Distinction between effects of de facto unions and marriage
The Constitutional Court emphasized that the Constitution does not mandate identical legal effects for de facto unions and marriage, as there are key differences between them. Specifically, the Constitutional Court noted that marriage requires public registration and the tenant’s marital status is one of the necessary elements of a lease agreement, which is not the case for de facto unions. The Constitutional Court highlighted that equating de facto unions with marriage would impose an unreasonable burden on landlords to determine whether a tenant is in a de facto union and, if so, to identify the de facto partner.

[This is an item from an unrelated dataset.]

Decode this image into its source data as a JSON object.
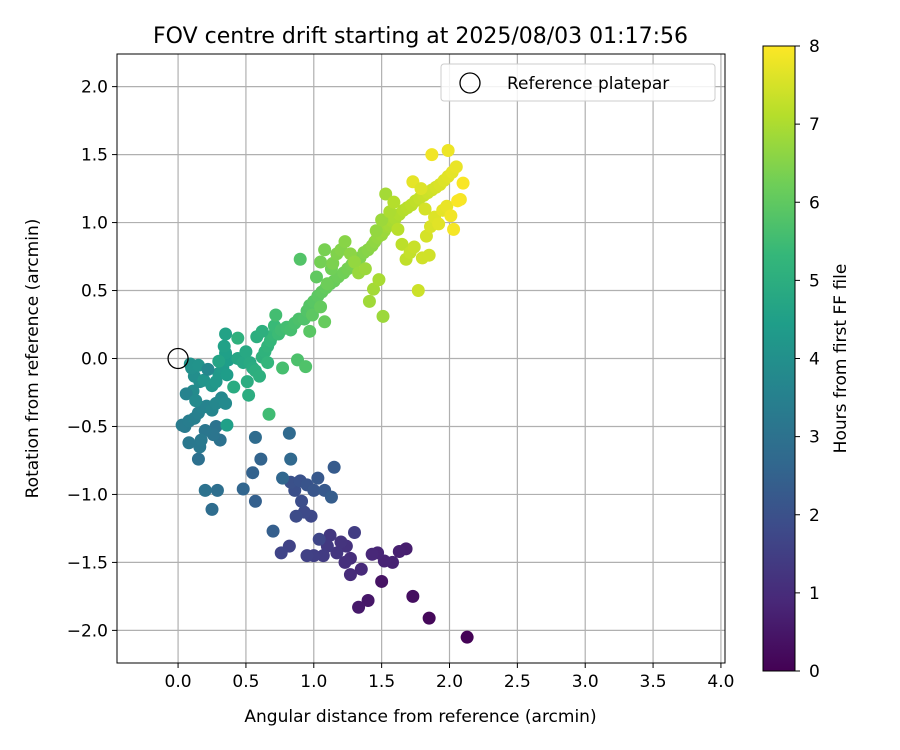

Based primarily on these considerations, the Constitutional Court determined that the interpretation in question is consistent with the Constitution and does not infringe upon the principles of equality or legal certainty.
Dissenting vote
However, there was one dissenting vote on this decision, in which it was argued that the above interpretation imposes undue restrictions on the fundamental rights of individuals in de facto unions, hindering their ability to start and protect their families and promote their social and economic independence. The dissenting opinion underscored the violation of the principles of universality and equality. It also highlighted that the objective of the rule in question is to safeguard the family home, a common concern across various family structures. Also, the dissenting opinion noted that a ruling of unconstitutionality would not impose an undue burden on landlords, as tenants in de facto unions could readily provide landlords with any information they may require. In other words, once the tenant informs the landlord of the de facto union and identifies the de facto partner, there would be no reason to differentiate between marriage and de facto unions.
Conclusion
The Constitutional Court concluded that landlords are not required to notify a tenant’s de facto partner, who did not sign the lease, of their opposition to lease renewal. This ruling is based on the understanding that the Constitution does not require that the legal effects of de facto unions and marriage be identical. This ruling reflects the complexity of family relationships and the need to balance tenants’ rights with landlords’ obligations, respecting the protections sought by both parties.